Felix H Krones, Terry J Lyons, Adam Mahdi, Benjamin Walker
University of Oxford


Abstract

This work presents our team's (SignalSavants) contributions to the 2024 George B. Moody PhysioNet Challenge. The Challenge has two goals: reconstructing ECG signals from ECG printouts (our focus) and predicting cardiac diseases.

ECG digitalisation techniques can enable automatic, low-cost diagnosis of heart conditions, thus improving cardiac care. Additionally, they facilitate building datasets with diverse data from various sources and backgrounds. Despite most ECGs being digitally recorded today, countless paper ECGs remain stored worldwide. The presence of varying recording standards and poor image quality necessitates a data-centric approach to develop robust models that generalise well.
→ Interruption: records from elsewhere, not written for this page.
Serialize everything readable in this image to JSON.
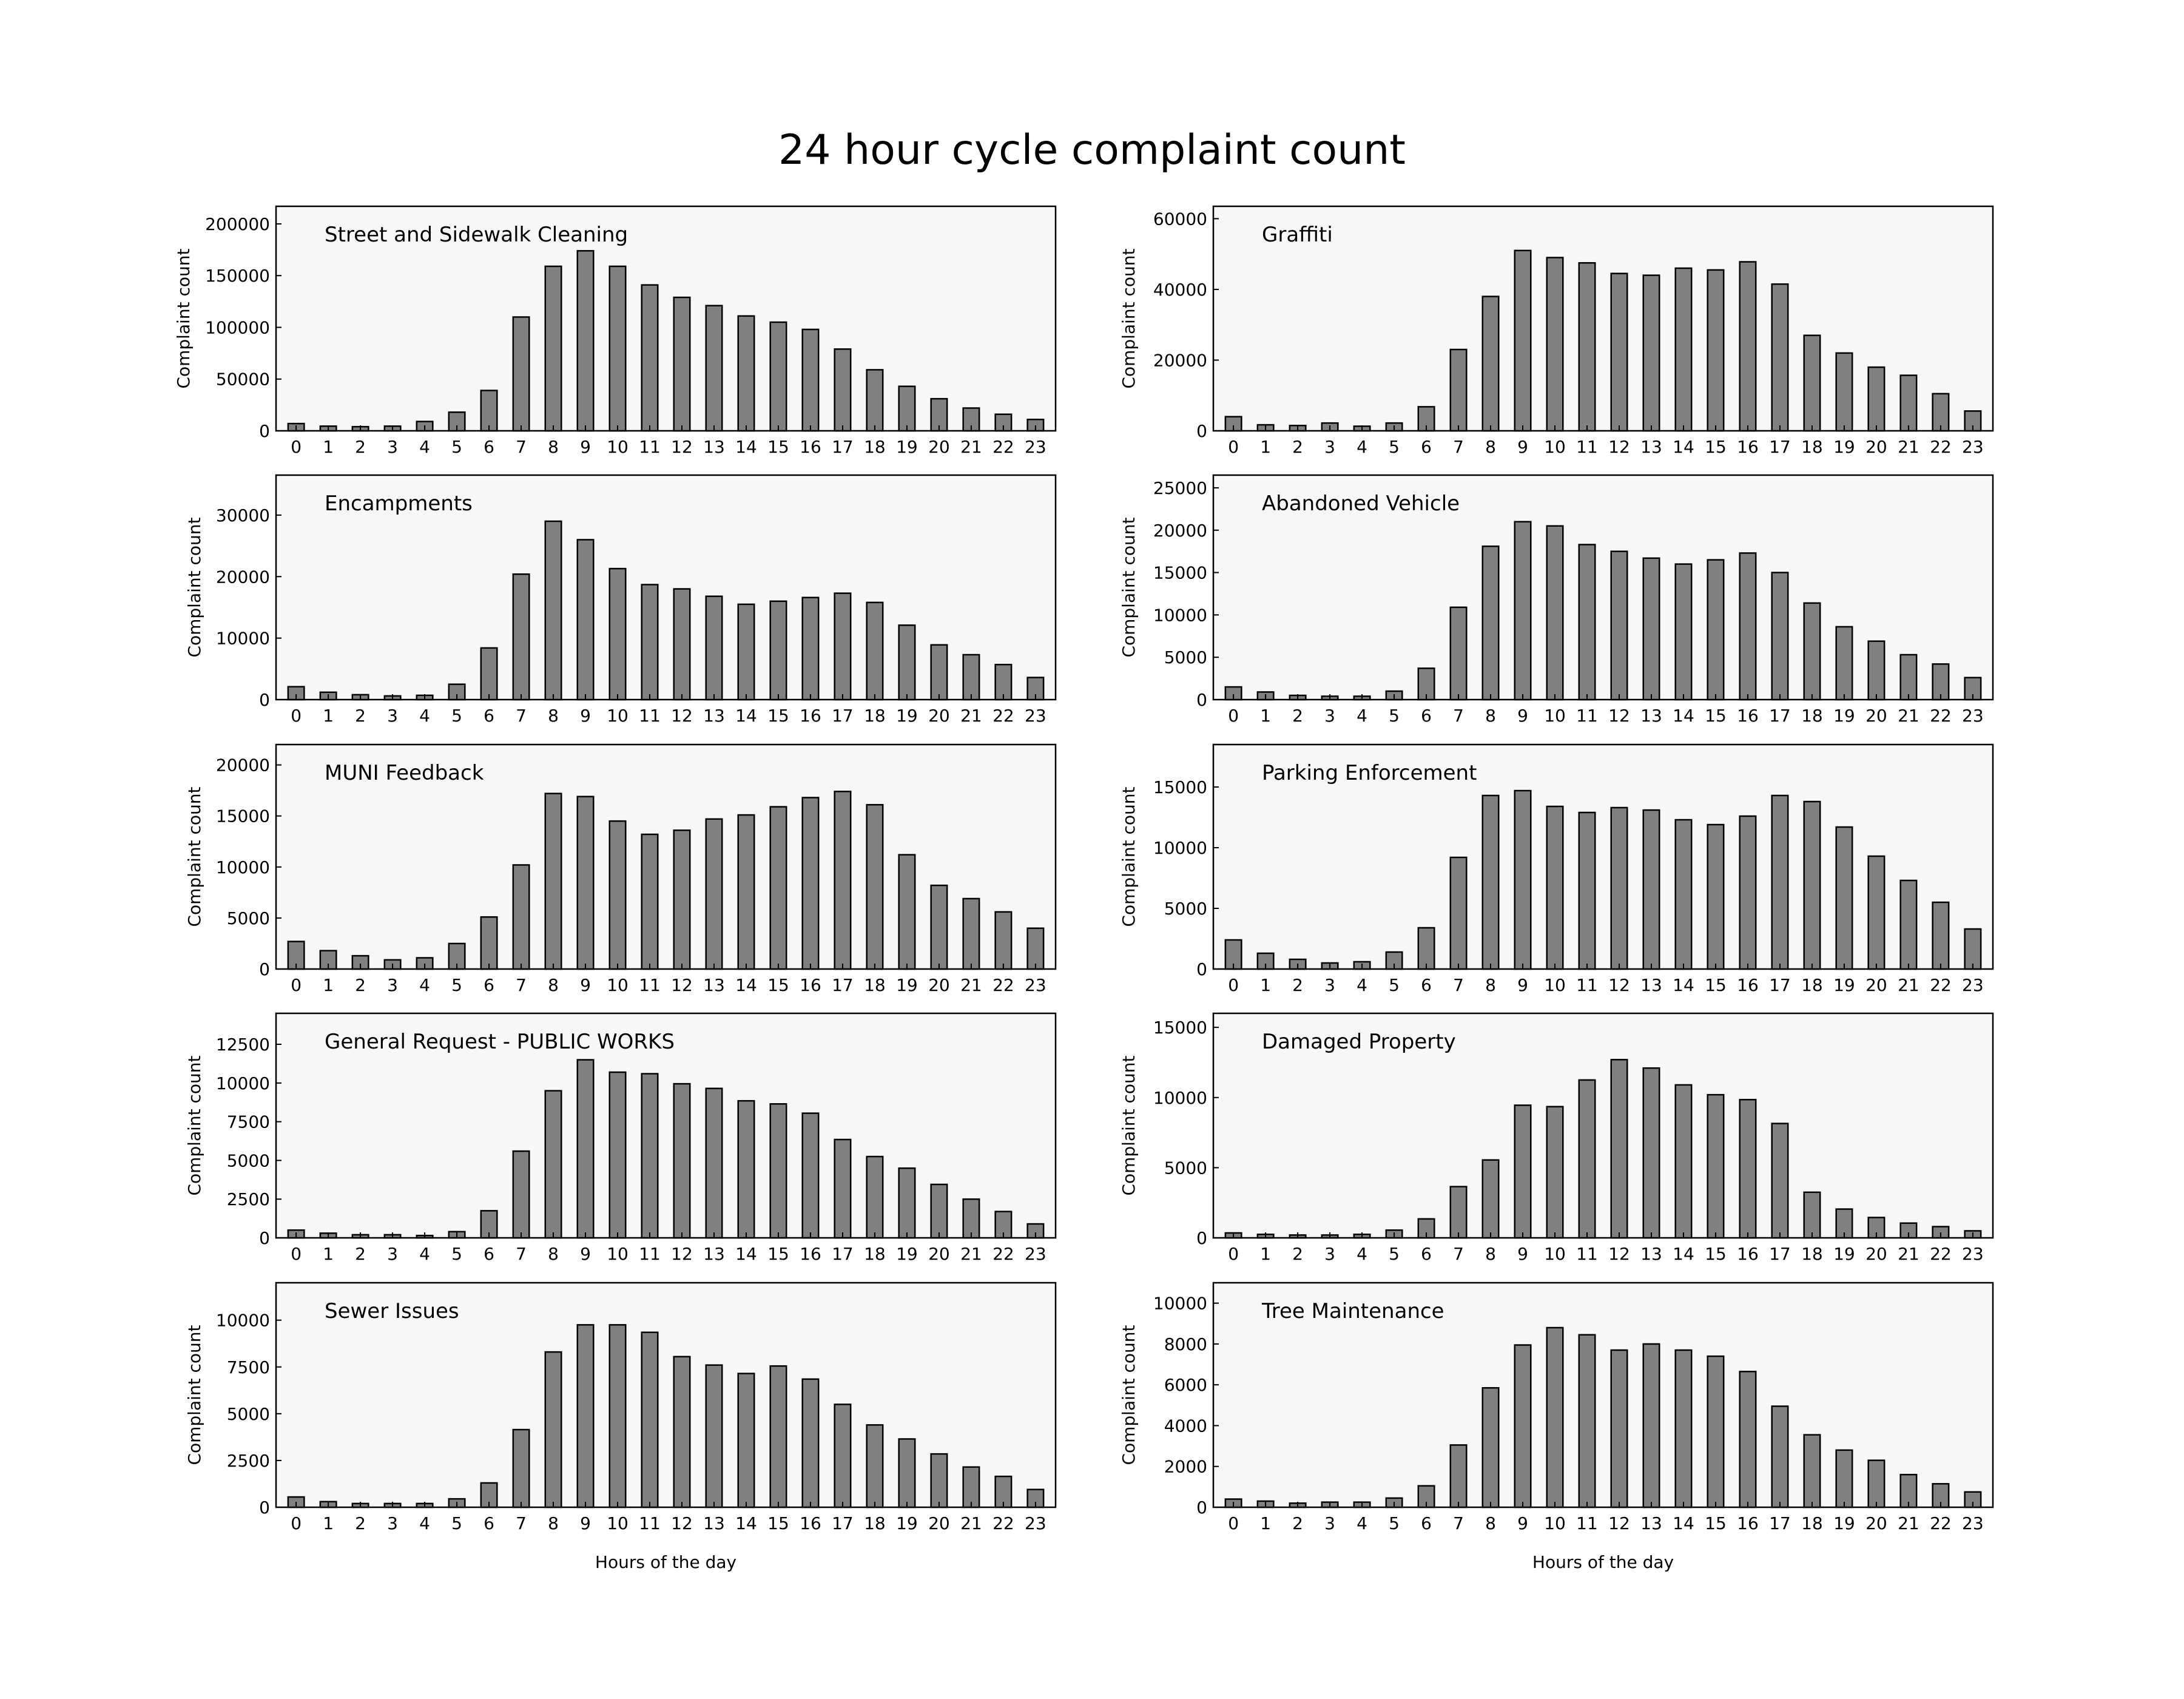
{
  "figure": {
    "title": "24 hour cycle complaint count"
  },
  "colors": {
    "axes_background": "#f7f7f7",
    "bar_fill": "#808080",
    "bar_edge": "#000000"
  },
  "chart_data": [
    {
      "type": "bar",
      "title": "Street and Sidewalk Cleaning",
      "xlabel": "",
      "ylabel": "Complaint count",
      "categories": [
        "0",
        "1",
        "2",
        "3",
        "4",
        "5",
        "6",
        "7",
        "8",
        "9",
        "10",
        "11",
        "12",
        "13",
        "14",
        "15",
        "16",
        "17",
        "18",
        "19",
        "20",
        "21",
        "22",
        "23"
      ],
      "values": [
        7000,
        4500,
        4000,
        4500,
        9000,
        18000,
        39000,
        110000,
        159000,
        174000,
        159000,
        141000,
        129000,
        121000,
        111000,
        105000,
        98000,
        79000,
        59000,
        43000,
        31000,
        22000,
        16000,
        11000
      ],
      "yticks": [
        0,
        50000,
        100000,
        150000,
        200000
      ],
      "ylim": [
        0,
        217000
      ],
      "grid": false,
      "legend": "none"
    },
    {
      "type": "bar",
      "title": "Graffiti",
      "xlabel": "",
      "ylabel": "Complaint count",
      "categories": [
        "0",
        "1",
        "2",
        "3",
        "4",
        "5",
        "6",
        "7",
        "8",
        "9",
        "10",
        "11",
        "12",
        "13",
        "14",
        "15",
        "16",
        "17",
        "18",
        "19",
        "20",
        "21",
        "22",
        "23"
      ],
      "values": [
        4000,
        1700,
        1500,
        2200,
        1300,
        2200,
        6800,
        23000,
        38000,
        51000,
        49000,
        47500,
        44500,
        44000,
        46000,
        45500,
        47800,
        41500,
        27000,
        22000,
        18000,
        15700,
        10500,
        5600
      ],
      "yticks": [
        0,
        20000,
        40000,
        60000
      ],
      "ylim": [
        0,
        63500
      ],
      "grid": false,
      "legend": "none"
    },
    {
      "type": "bar",
      "title": "Encampments",
      "xlabel": "",
      "ylabel": "Complaint count",
      "categories": [
        "0",
        "1",
        "2",
        "3",
        "4",
        "5",
        "6",
        "7",
        "8",
        "9",
        "10",
        "11",
        "12",
        "13",
        "14",
        "15",
        "16",
        "17",
        "18",
        "19",
        "20",
        "21",
        "22",
        "23"
      ],
      "values": [
        2100,
        1200,
        800,
        600,
        700,
        2500,
        8400,
        20400,
        29000,
        26000,
        21300,
        18700,
        18000,
        16800,
        15500,
        16000,
        16600,
        17300,
        15800,
        12100,
        8900,
        7300,
        5700,
        3600
      ],
      "yticks": [
        0,
        10000,
        20000,
        30000
      ],
      "ylim": [
        0,
        36500
      ],
      "grid": false,
      "legend": "none"
    },
    {
      "type": "bar",
      "title": "Abandoned Vehicle",
      "xlabel": "",
      "ylabel": "Complaint count",
      "categories": [
        "0",
        "1",
        "2",
        "3",
        "4",
        "5",
        "6",
        "7",
        "8",
        "9",
        "10",
        "11",
        "12",
        "13",
        "14",
        "15",
        "16",
        "17",
        "18",
        "19",
        "20",
        "21",
        "22",
        "23"
      ],
      "values": [
        1500,
        900,
        500,
        400,
        400,
        1000,
        3700,
        10900,
        18100,
        21000,
        20500,
        18300,
        17500,
        16700,
        16000,
        16500,
        17300,
        15000,
        11400,
        8600,
        6900,
        5300,
        4200,
        2600
      ],
      "yticks": [
        0,
        5000,
        10000,
        15000,
        20000,
        25000
      ],
      "ylim": [
        0,
        26500
      ],
      "grid": false,
      "legend": "none"
    },
    {
      "type": "bar",
      "title": "MUNI Feedback",
      "xlabel": "",
      "ylabel": "Complaint count",
      "categories": [
        "0",
        "1",
        "2",
        "3",
        "4",
        "5",
        "6",
        "7",
        "8",
        "9",
        "10",
        "11",
        "12",
        "13",
        "14",
        "15",
        "16",
        "17",
        "18",
        "19",
        "20",
        "21",
        "22",
        "23"
      ],
      "values": [
        2700,
        1800,
        1300,
        900,
        1100,
        2500,
        5100,
        10200,
        17200,
        16900,
        14500,
        13200,
        13600,
        14700,
        15100,
        15900,
        16800,
        17400,
        16100,
        11200,
        8200,
        6900,
        5600,
        4000
      ],
      "yticks": [
        0,
        5000,
        10000,
        15000,
        20000
      ],
      "ylim": [
        0,
        22000
      ],
      "grid": false,
      "legend": "none"
    },
    {
      "type": "bar",
      "title": "Parking Enforcement",
      "xlabel": "",
      "ylabel": "Complaint count",
      "categories": [
        "0",
        "1",
        "2",
        "3",
        "4",
        "5",
        "6",
        "7",
        "8",
        "9",
        "10",
        "11",
        "12",
        "13",
        "14",
        "15",
        "16",
        "17",
        "18",
        "19",
        "20",
        "21",
        "22",
        "23"
      ],
      "values": [
        2400,
        1300,
        800,
        500,
        600,
        1400,
        3400,
        9200,
        14300,
        14700,
        13400,
        12900,
        13300,
        13100,
        12300,
        11900,
        12600,
        14300,
        13800,
        11700,
        9300,
        7300,
        5500,
        3300
      ],
      "yticks": [
        0,
        5000,
        10000,
        15000
      ],
      "ylim": [
        0,
        18500
      ],
      "grid": false,
      "legend": "none"
    },
    {
      "type": "bar",
      "title": "General Request - PUBLIC WORKS",
      "xlabel": "",
      "ylabel": "Complaint count",
      "categories": [
        "0",
        "1",
        "2",
        "3",
        "4",
        "5",
        "6",
        "7",
        "8",
        "9",
        "10",
        "11",
        "12",
        "13",
        "14",
        "15",
        "16",
        "17",
        "18",
        "19",
        "20",
        "21",
        "22",
        "23"
      ],
      "values": [
        500,
        300,
        200,
        200,
        150,
        400,
        1750,
        5600,
        9500,
        11500,
        10700,
        10600,
        9950,
        9650,
        8850,
        8650,
        8050,
        6350,
        5250,
        4500,
        3450,
        2500,
        1700,
        900
      ],
      "yticks": [
        0,
        2500,
        5000,
        7500,
        10000,
        12500
      ],
      "ylim": [
        0,
        14500
      ],
      "grid": false,
      "legend": "none"
    },
    {
      "type": "bar",
      "title": "Damaged Property",
      "xlabel": "",
      "ylabel": "Complaint count",
      "categories": [
        "0",
        "1",
        "2",
        "3",
        "4",
        "5",
        "6",
        "7",
        "8",
        "9",
        "10",
        "11",
        "12",
        "13",
        "14",
        "15",
        "16",
        "17",
        "18",
        "19",
        "20",
        "21",
        "22",
        "23"
      ],
      "values": [
        350,
        250,
        200,
        200,
        250,
        550,
        1350,
        3650,
        5550,
        9450,
        9350,
        11250,
        12700,
        12100,
        10900,
        10200,
        9850,
        8150,
        3250,
        2050,
        1450,
        1050,
        800,
        500
      ],
      "yticks": [
        0,
        5000,
        10000,
        15000
      ],
      "ylim": [
        0,
        16000
      ],
      "grid": false,
      "legend": "none"
    },
    {
      "type": "bar",
      "title": "Sewer Issues",
      "xlabel": "Hours of the day",
      "ylabel": "Complaint count",
      "categories": [
        "0",
        "1",
        "2",
        "3",
        "4",
        "5",
        "6",
        "7",
        "8",
        "9",
        "10",
        "11",
        "12",
        "13",
        "14",
        "15",
        "16",
        "17",
        "18",
        "19",
        "20",
        "21",
        "22",
        "23"
      ],
      "values": [
        550,
        300,
        200,
        200,
        200,
        450,
        1300,
        4150,
        8300,
        9750,
        9750,
        9350,
        8050,
        7600,
        7150,
        7550,
        6850,
        5500,
        4400,
        3650,
        2850,
        2150,
        1650,
        950
      ],
      "yticks": [
        0,
        2500,
        5000,
        7500,
        10000
      ],
      "ylim": [
        0,
        12000
      ],
      "grid": false,
      "legend": "none"
    },
    {
      "type": "bar",
      "title": "Tree Maintenance",
      "xlabel": "Hours of the day",
      "ylabel": "Complaint count",
      "categories": [
        "0",
        "1",
        "2",
        "3",
        "4",
        "5",
        "6",
        "7",
        "8",
        "9",
        "10",
        "11",
        "12",
        "13",
        "14",
        "15",
        "16",
        "17",
        "18",
        "19",
        "20",
        "21",
        "22",
        "23"
      ],
      "values": [
        400,
        300,
        200,
        250,
        250,
        450,
        1050,
        3050,
        5850,
        7950,
        8800,
        8450,
        7700,
        8000,
        7700,
        7400,
        6650,
        4950,
        3550,
        2800,
        2300,
        1600,
        1150,
        750
      ],
      "yticks": [
        0,
        2000,
        4000,
        6000,
        8000,
        10000
      ],
      "ylim": [
        0,
        11000
      ],
      "grid": false,
      "legend": "none"
    }
  ]
}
We used two approaches for the digitisation task. First, a fine-tuned pre-trained vision transformer modified to output time series data. The penultimate hidden state is fed into two independent final transformer layers, with one output trained directly on the signal and the second output trained on the path signature of the signal. The aim of this dual objective is to improve the stability during fine-tuning. The second is a pipeline of models, consisting of bounding boxes to locate individual signals and grid information, image segmentation and signal vectorisation. We rigorously assessed the performance of our models by employing a cross-validation technique on the 21,799 recordings. We used the suggested splits from the PTB-XL dataset and created multiple image versions for each signal.

On the digitisation task, our model achieved a local signal-noise-ratio of $0.00$ and an unofficial Challenge score of $0.00$ on the hidden set. For the classification task we achieved a local F-score of $0.16$ and a Challenge score of $0.52$.

Our study shows the challenges of building robust, well generalisable signal digitisation approaches. Such models require large amounts of resources (data, time and computational power) but have great potential in diversifying the data available.